Congressmen and senators yesterday approved in the bicameral level the reconciled version of the proposed Corporate Recovery and Tax Incentives for Enterprises (CREATE) Act, which the chair of the House committee on ways and means said will be the “greatest economic reform” after the 1986 EDSA revolution.
Albay Rep. Joey Salceda said lawmakers approved the disagreeing provisions of House Bill No. 4157 and Senate Bill No. 1357 and agreed to have it ratified within 24 hours.
“This will be the greatest economic reform of the post-EDSA years, second only to economic amendments to the Constitution. Removing the uncertainty will be like opening the floodgates to investment,” said Salceda who expects at least P12 trillion in combined domestic and foreign direct investments (FDIs) over the next decade due to the enactment of the CREATE law alone. Of that, $90 billion will be FDIs.
Salceda said CREATE will generate around 1.8 million jobs over the next 10 years and if combined with the proposed economic amendments to the Constitution “to maximize impact, we can produce some 8.4 million jobs.”
CREATE would reduce the corporate income tax (CIT) rate for large corporations from 30 percent to 25 percent and micro, small and medium scale enterprises’ (MSMEs) to just 20 percent, the biggest stimulus ever for businesses.

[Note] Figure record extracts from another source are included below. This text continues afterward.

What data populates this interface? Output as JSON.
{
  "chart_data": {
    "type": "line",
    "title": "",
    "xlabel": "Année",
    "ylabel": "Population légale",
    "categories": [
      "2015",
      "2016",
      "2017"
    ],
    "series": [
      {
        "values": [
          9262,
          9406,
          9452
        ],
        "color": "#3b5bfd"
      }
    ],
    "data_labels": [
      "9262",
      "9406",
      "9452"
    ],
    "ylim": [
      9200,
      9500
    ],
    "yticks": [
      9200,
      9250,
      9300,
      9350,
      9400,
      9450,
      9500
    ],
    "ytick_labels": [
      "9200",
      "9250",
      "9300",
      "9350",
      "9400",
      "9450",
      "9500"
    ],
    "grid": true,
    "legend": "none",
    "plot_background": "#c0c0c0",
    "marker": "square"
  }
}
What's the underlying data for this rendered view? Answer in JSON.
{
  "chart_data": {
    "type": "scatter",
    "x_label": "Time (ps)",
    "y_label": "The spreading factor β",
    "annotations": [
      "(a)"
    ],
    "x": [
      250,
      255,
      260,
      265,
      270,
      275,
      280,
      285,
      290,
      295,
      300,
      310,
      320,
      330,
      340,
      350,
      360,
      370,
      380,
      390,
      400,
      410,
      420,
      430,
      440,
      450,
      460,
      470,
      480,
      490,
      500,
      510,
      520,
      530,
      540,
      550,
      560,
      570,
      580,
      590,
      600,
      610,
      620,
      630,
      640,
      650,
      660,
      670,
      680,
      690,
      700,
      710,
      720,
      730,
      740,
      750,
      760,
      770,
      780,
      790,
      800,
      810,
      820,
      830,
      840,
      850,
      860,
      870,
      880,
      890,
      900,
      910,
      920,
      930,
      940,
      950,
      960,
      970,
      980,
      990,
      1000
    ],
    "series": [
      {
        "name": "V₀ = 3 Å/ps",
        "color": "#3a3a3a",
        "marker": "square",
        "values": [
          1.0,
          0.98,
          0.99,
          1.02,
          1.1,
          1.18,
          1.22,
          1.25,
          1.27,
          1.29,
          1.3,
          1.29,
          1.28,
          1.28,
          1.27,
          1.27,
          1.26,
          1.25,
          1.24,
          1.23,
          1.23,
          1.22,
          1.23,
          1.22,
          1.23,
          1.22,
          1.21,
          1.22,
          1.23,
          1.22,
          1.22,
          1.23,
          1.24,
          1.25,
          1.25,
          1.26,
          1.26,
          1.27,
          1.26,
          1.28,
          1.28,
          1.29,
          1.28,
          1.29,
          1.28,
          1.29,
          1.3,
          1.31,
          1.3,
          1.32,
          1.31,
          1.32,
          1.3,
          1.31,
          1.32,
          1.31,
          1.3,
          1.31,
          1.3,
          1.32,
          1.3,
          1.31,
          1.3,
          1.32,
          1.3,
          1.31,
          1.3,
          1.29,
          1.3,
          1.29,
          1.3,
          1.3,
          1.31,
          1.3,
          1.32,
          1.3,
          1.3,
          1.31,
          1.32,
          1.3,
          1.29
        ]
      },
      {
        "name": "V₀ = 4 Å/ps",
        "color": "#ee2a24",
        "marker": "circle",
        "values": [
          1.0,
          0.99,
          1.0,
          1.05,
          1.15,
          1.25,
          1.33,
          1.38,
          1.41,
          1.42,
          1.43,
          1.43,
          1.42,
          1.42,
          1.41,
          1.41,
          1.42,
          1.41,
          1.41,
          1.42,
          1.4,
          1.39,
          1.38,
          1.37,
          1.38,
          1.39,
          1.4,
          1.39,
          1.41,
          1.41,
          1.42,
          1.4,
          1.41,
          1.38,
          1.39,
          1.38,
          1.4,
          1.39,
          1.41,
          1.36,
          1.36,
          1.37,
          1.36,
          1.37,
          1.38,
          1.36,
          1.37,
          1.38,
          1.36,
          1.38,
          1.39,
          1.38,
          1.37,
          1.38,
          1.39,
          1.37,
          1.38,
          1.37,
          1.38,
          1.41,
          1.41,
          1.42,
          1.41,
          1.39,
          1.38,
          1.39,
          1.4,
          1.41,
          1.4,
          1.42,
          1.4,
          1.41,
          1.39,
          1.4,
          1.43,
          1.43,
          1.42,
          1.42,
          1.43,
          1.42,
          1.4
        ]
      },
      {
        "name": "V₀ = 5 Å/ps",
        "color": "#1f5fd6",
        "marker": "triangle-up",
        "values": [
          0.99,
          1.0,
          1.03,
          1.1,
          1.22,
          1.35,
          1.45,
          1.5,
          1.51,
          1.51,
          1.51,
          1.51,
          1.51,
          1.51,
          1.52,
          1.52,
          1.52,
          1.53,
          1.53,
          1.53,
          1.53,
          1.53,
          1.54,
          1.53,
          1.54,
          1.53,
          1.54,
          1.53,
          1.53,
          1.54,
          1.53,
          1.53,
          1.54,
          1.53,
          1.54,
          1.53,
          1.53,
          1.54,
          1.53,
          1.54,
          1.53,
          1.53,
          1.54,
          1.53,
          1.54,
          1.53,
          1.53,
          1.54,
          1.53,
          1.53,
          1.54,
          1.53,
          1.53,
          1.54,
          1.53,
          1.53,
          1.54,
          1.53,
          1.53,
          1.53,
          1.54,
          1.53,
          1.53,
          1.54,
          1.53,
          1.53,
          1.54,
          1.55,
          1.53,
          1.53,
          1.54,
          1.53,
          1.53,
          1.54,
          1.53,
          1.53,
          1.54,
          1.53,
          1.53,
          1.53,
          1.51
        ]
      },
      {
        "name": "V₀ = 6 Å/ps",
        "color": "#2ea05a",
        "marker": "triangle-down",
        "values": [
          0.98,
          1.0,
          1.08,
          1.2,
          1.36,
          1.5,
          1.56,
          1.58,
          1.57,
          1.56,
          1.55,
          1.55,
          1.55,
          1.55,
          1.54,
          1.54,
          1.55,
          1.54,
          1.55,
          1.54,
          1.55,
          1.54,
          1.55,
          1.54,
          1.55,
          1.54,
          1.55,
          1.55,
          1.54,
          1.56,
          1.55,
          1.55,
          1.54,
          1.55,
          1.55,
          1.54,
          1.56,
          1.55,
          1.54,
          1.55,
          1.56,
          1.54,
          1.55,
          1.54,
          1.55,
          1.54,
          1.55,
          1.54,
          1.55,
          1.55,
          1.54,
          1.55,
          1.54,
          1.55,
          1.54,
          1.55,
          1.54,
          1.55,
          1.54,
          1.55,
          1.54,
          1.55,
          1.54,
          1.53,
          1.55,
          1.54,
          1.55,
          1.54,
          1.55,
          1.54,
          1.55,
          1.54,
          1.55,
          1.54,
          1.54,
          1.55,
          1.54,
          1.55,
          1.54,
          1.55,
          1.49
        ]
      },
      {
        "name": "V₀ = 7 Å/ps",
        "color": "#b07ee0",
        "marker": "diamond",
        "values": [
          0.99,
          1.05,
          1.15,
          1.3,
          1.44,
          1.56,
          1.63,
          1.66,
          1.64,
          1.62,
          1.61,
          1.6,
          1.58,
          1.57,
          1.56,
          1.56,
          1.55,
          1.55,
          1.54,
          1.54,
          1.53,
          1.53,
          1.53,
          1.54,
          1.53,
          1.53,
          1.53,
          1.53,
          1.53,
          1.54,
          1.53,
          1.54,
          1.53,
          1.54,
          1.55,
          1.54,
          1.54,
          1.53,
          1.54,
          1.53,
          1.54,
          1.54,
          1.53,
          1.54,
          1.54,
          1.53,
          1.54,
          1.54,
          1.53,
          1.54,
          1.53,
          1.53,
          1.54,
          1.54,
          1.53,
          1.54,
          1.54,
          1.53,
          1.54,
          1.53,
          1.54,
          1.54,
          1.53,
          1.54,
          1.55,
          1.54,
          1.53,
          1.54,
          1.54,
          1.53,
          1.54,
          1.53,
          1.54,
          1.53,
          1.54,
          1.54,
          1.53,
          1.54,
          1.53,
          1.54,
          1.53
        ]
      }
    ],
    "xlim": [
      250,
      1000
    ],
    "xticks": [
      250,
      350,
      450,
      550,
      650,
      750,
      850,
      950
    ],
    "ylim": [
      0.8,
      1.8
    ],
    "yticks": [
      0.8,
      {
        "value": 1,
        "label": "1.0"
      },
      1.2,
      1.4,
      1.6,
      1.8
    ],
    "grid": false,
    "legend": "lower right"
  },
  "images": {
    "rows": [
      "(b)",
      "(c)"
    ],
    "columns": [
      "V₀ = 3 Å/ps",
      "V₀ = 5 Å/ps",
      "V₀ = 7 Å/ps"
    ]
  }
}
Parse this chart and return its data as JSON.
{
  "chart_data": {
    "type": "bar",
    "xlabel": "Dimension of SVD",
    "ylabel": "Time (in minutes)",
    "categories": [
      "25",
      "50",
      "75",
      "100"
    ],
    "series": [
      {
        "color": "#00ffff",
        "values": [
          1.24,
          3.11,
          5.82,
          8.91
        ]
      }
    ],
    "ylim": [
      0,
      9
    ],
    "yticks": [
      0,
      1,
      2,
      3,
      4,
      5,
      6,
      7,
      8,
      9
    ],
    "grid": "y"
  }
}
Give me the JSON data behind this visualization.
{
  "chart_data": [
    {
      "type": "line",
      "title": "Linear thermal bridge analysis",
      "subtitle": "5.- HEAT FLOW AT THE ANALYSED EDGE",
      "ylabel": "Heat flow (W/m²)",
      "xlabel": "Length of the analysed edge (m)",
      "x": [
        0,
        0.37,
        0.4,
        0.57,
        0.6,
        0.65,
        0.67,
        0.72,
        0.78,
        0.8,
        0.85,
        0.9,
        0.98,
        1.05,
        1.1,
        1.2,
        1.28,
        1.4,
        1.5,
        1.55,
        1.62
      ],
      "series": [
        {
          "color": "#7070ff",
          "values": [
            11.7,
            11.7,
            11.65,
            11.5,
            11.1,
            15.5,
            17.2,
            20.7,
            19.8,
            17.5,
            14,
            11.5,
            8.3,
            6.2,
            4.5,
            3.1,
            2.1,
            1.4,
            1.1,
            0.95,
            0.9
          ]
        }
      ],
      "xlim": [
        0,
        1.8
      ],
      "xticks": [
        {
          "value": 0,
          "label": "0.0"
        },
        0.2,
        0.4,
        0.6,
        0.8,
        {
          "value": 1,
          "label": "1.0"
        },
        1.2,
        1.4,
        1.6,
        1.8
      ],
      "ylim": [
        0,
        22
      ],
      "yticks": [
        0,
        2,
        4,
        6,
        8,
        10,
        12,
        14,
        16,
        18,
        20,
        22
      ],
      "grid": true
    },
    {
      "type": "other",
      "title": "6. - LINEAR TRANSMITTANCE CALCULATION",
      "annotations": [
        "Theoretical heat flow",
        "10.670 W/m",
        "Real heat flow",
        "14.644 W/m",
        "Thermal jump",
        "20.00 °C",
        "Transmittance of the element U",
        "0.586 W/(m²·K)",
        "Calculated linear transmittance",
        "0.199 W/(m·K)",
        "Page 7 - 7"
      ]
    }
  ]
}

Camarines Sur Rep. Luis Raymund Villafuerte, a principal author of the bill, said the hefty CIT cut will be essential to economic recovery, considering that MSMEs comprise 99 percent of local enterprises and employ almost 70 percent of the country’s workers.
Villafuerte agreed with Finance Secretary Carlos Dominguez III who recently told the House committee on constitutional amendments Congress can help speed up economic recovery by passing the CREATE and the Government Financial Institutions Unified Initiatives to Distressed Enterprises for Economic RecoveryAct as stimulus packages.
“These bills should be our doables this year in lieu of chacha (charter change),” said Villafuerte, who earlier called on the administration to temporarily shelve Charter change deliberations so it could focus on its pandemic response.
Salceda said the approval of CREATE ends investor uncertainty on the country’s fiscal regime.
Since it took Congress some time to come up with a consensus version, he noted government lost $18 billion in potential FDIs from 2018 to 2020.
“The bleeding stops now,” he told the bicameral panel. “Fixing the incentives regime to make it more performance-based is also crucial. The current investment priorities plan covers some 70 percent of GDP,” Salceda added in his remarks to the committee.
Salceda added while CREATE will result in some P931 billion in tax savings for businesses, this is to frontload relief and cover the economic gap brought about by the COVID-19 pandemic, the vaccines for which will be duty-free under the proposed law.
He noted the final bicameral version was able to shave off P282 billion from the original revenue loss under the Senate version.